18/7/11

Águila de dos cabezas

Quieren hacer de mí una estatua. Un delfín que se suicida dejando de respirar. Quieren que mi rostro transpire quieto, que mi culpa se seque y mi mente empiece luego a cuestionárselo todo. Por qué estamos aquí y hacia dónde estamos yendo.
Quieren fabricarme una jaula con ventanas, hacer plumas con mis alas, maquillarme como ellos se maquillan, sacarme al escaparate.
No se enteran de que soy como un pez pequeño en el fondo del océano, sucio y brillante. Que no llaman mi atención ni cañas ni gusanos, sino el ruido quisquilloso y penetrante de las caracolas, los agujeros negros donde no sabes si hay costa.
No se enteran de que soy un águila cascarrabias, incómoda y vanidosa. Que no pueden impedirme que eche el vuelo porque me corten las alas, ya que mi cielo no es, ni será nunca, el mismo que el suyo.
Pero aún así, no cesan en su ridículo empeño. Ahí siguen encaprichados en ponerle barreras a un espacio que no existe. Estos pobres infelices, que todavía no comprenden que soy una idiota loca, una suicida vitalista que odia el vacío a la vez que salta a él sin pensarlo.
Todavía no se dan cuenta de que soy una tarada kamikaze, una gata protestona y cabezota que no se para a escucharles.
Precisamente por eso, por su triste y prepotente ignorancia, siguen creando modelos de conducta en una sociedad podrida que pretenden que respete. Por eso crean héroes de guerra partiendo de la gente que lo único que ha hecho en su vida es lo que ha hecho todo el mundo.
No se enteran todavía, pobrecitos, de que mientras ellos hablan mis ojos se han despistado, seguramente tras algún niño que corre al mar sin flotador, que salta charcos vestido de ropa de domingo, que me ha sacado la lengua desde un carrito.
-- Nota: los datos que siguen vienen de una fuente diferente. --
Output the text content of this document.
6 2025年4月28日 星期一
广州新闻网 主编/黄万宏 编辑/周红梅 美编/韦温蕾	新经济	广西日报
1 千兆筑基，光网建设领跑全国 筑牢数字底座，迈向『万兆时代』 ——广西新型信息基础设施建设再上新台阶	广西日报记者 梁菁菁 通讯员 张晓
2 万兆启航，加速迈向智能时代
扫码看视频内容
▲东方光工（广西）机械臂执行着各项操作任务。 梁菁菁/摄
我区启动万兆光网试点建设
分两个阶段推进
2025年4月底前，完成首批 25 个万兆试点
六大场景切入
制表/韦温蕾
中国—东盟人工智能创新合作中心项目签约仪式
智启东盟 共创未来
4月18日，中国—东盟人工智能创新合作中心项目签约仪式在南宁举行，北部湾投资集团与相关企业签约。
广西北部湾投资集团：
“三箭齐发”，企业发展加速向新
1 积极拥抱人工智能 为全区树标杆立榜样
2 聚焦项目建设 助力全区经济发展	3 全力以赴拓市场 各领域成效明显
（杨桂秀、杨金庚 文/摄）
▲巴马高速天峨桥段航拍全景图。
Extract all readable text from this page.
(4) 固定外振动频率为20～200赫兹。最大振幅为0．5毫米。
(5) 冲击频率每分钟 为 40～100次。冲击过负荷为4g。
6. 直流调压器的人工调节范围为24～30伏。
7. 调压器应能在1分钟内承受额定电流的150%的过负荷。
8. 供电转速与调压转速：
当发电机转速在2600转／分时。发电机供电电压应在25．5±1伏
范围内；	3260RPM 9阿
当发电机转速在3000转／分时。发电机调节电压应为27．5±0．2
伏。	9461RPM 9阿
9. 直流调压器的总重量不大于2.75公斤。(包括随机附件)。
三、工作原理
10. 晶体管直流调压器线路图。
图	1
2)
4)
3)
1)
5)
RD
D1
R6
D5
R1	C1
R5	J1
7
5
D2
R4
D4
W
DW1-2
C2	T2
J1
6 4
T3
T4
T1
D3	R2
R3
No comprenden que arrancándome la mano derecha no impiden que escriba. Que soy como un potro furioso que propina cabezazos al papel en búsqueda de respuestas. Que soy un toro nervioso que detesta el color rojo, una serpiente con hambre.
Que si logran con su lucha arrancarme la mano derecha, aprenderé a escribir con la izquierda.
Pero ellos, pobres infelices, nunca se enteran. No saben todavía que, si me apagan la luz, aprenderé a vivir mi vida a tientas. Que si ajustan las paredes, escaparé por el techo. Que no pueden encontrarme ni aplastándome, asfixiándome, rompiéndome en pedazos. Que soy invisible, inflamable, insondable. Águila de dos cabezas.
Que sus consejos sobre el suelo pasan desapercibidos porque me interesa el cielo. Sus consejos sobre el cielo pasan desapercibidos porque me interesa el agua. Sus consejos sobre el agua pasan desapercibidos porque me interesa el suelo.
No ven que el mundo es una bola azul intenso, pequeña y frágil, llena de agua y de animales que se pelean y reproducen. No se dan cuenta de eso. Porque en su esquema mortal de geometrías y decimales nunca cabe el infinito. Por eso. Porque hablan desde una silla, y yo aún no estoy cansada. Por eso. Por eso no comprenden que si me arrancan el brazo izquierdo, yo seguiría escribiendo.
No entienden cómo.
No saben separar tinta de literatura, máquina de gasolina, marea de ventilador.
No entienden, pobres muñecos, que yo no soy como ellos ni quiero serlo jamás. Que seré una vieja llena de arrugas y cicatrices, de sonrisas consumidas y de llantos derramados. Que seré un ser humano que ha vivido. Que yo no sé conformarme, que no sé, que no aprendí. Que no creo ser capaz de aprender nunca. Que no quiero.
Que me mueve lo que a ellos se les escapó hace años de las manos, como se escapan temblando, chocando con los cristales las mariposas. Se les fue y ya no volvió, porque no la comprendían, porque cuesta comprender aquello que no se ama. Y ellos nunca amaron eso. Eso que se evaporó frente a sus ojos. Eso que nunca aprendieron a enfrentar, defender y valorar: esta jodida, inapagable ilusión.